Het vertrouwensbeginsel. Een algemeen beginsel van behoorlijk bestuur waar zo mogelijk iedereen recht op denkt te hebben maar wat in de rechtspraak nauwelijks wordt gehonoreerd. Voor een geslaagd beroep op dit beginsel is nodig dat “aan het bestuursorgaan een concrete, ondubbelzinnige toezegging kan worden toegerekend die is gedaan door een daartoe bevoegd persoon”. Gegeven de wettelijk bevoegdheidsverdeling binnen de gemeente, komt het nauwelijks voor dat met succes een beroep op het vertrouwensbeginsel wordt gedaan.
In de tussenuitspraak van 2 december 2015 (ECLI:NL:RVS:2015:3638) van de Afdeling bestuursrechtspraak van de Raad van State blijkt dat ook al is er wel een geslaagd beroep mogelijk op het vertrouwensbeginsel, de uitkomst nog altijd niet vaststaat. De overwegingen over ‘concreet zicht op legalisatie’ laat ik in deze bijdrage achterwege. De volgende feiten lagen ten grondslag aan de uitspraak.
Appellant A is eigenaar van een pand in Veghel. Cleaning Service Veghel B.V. huurt deze panden van appellant A ten behoeve van het huisvesten van arbeidsmigranten. Tussen partijen is niet in geschil dat dit gebruik van de panden in strijd is met het bestemmingsplan. In het kader daarvan is het college een handhavingsactie gestart. In de juridische procedure die hierop volgt, wordt onder meer door appellant A en Cleaning Service Veghel B.V. betoogd dat op grond van het vertrouwensbeginsel het college van handhavend optreden had behoren af te zien.
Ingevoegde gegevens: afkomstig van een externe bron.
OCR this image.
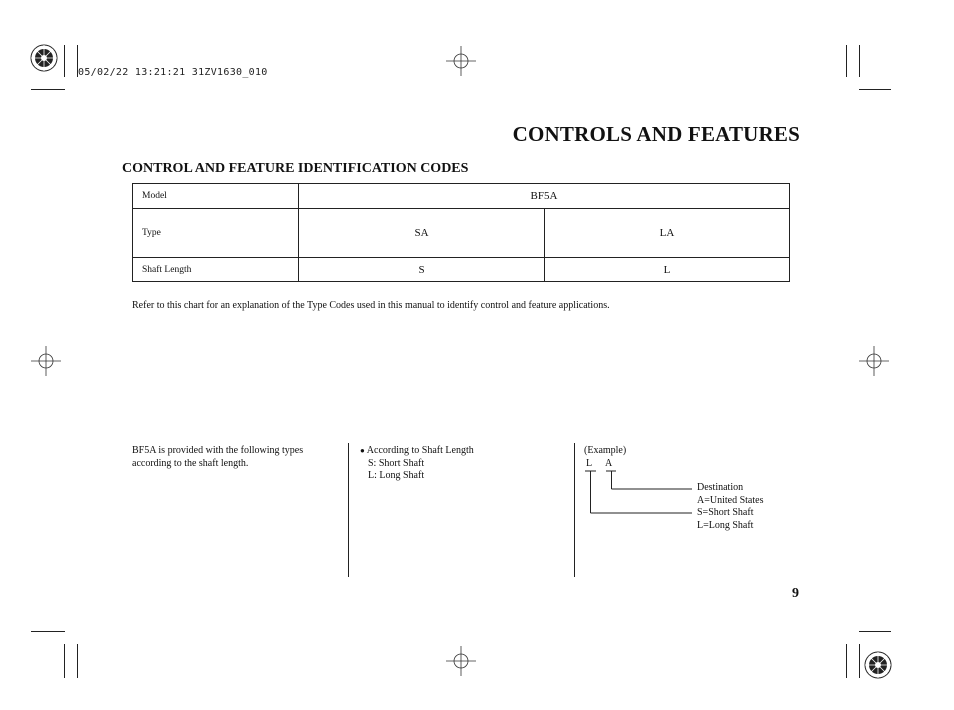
05/02/22 13:21:21 31ZV1630_010
CONTROLS AND FEATURES
CONTROL AND FEATURE IDENTIFICATION CODES
Model	BF5A	
Type	SA	LA
Shaft Length	S	L
Refer to this chart for an explanation of the Type Codes used in this manual to identify control and feature applications.
BF5A is provided with the following types
according to the shaft length.
● According to Shaft Length
S: Short Shaft
L: Long Shaft
(Example)
L A
Destination
A=United States
S=Short Shaft
L=Long Shaft
9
De Afdeling overweegt dat niet in geschil is dat aan het college toe te rekenen concrete, ondubbelzinnige toezeggingen zijn gedaan waaraan appellant A de gerechtvaardigde verwachting heeft kunnen ontlenen dat tegen het huidige gebruik van de panden niet handhavend zal worden opgetreden. So far, so good. Het feit dat deze toezeggingen niet zijn gedaan aan Cleaning Service Veghel B.V. wordt door de Afdeling eenvoudig gepasseerd door de verklaring van de gemeente ter zitting dat zij (in dit kader) geen onderscheid maakt tussen appellant A en Cleaning Service Veghel B.V.
Echter, de Afdeling overweegt dat een (geslaagd) beroep op het vertrouwensbeginsel niet zo ver strekt dat gerechtvaardigde verwachtingen altijd moeten worden gehonoreerd. De Afdeling overweegt dat er andere belangen aanwezig kunnen zijn die zwaarder wegen dan de belangen van degene jegens wie de verwachtingen zijn gewekt. Vervolgens acht de Afdeling het beroep door de gemeente op het -naar aanleiding van klachten van omwonenden- algemene standpunt dat de ervaring leert dat het gebruik van panden voor de huisvestiging van arbeidsmigranten meer druk op de woonomgeving met zich meebrengt dan wanneer men uitgaat van het gebruik conform het bestemmingsplan, te weten “wonen”. Op basis van dat standpunt komt de Afdeling tot de conclusie dat de belangen van de omwonenden zwaarder wegen dan de belangen van degenen jegens wie de verwachtingen zijn gewekt en handhaving is dus gerechtvaardigd. De gemeente heeft vervolgens wel onvoldoende heeft onderzocht in hoeverre aan appellant A enige vorm van compensatie moet worden geboden voor het handelen in strijd met het vertrouwensbeginsel.
Ik vind deze uitspraak met name interessant omdat de algemene stelling die de gemeente naar voren brengt in elk geval ook al aan de orde was ten tijde van het doen van de concrete, ondubbelzinnige toezegging. In die zin zou men kunnen betogen dat deze algemene stelling reeds onderdeel dient te zijn geweest van de afweging voordat men de concrete, ondubbelzinnige toezegging deed. Het feit dat omwonenden in de tussentijd klachten hebben ingediend, zal vast ten grondslag liggen aan het feit dat de belangen van omwonenden bij handhaving in dit geval zwaarder wegen dan de belangen van appellanten bij het honoreren van het gerechtvaardigde vertrouwen.
Ook een geslaagd beroep op het vertrouwensbeginsel leidt dus niet tot de gewenste uitkomst. Sterker nog, als een college daarmee wordt geconfronteerd maar óók nieuwe feiten of gegevens in haar dossier heeft gekregen (of mogelijk zelfs heeft opgeroepen!), dan heeft een beroep op opgewekt vertrouwen weinig kans van slagen. Te meer niet, nu de Afdeling in de meeste zaken gegeven de beleidsvrijheid van het college slechts marginaal kan toetsen.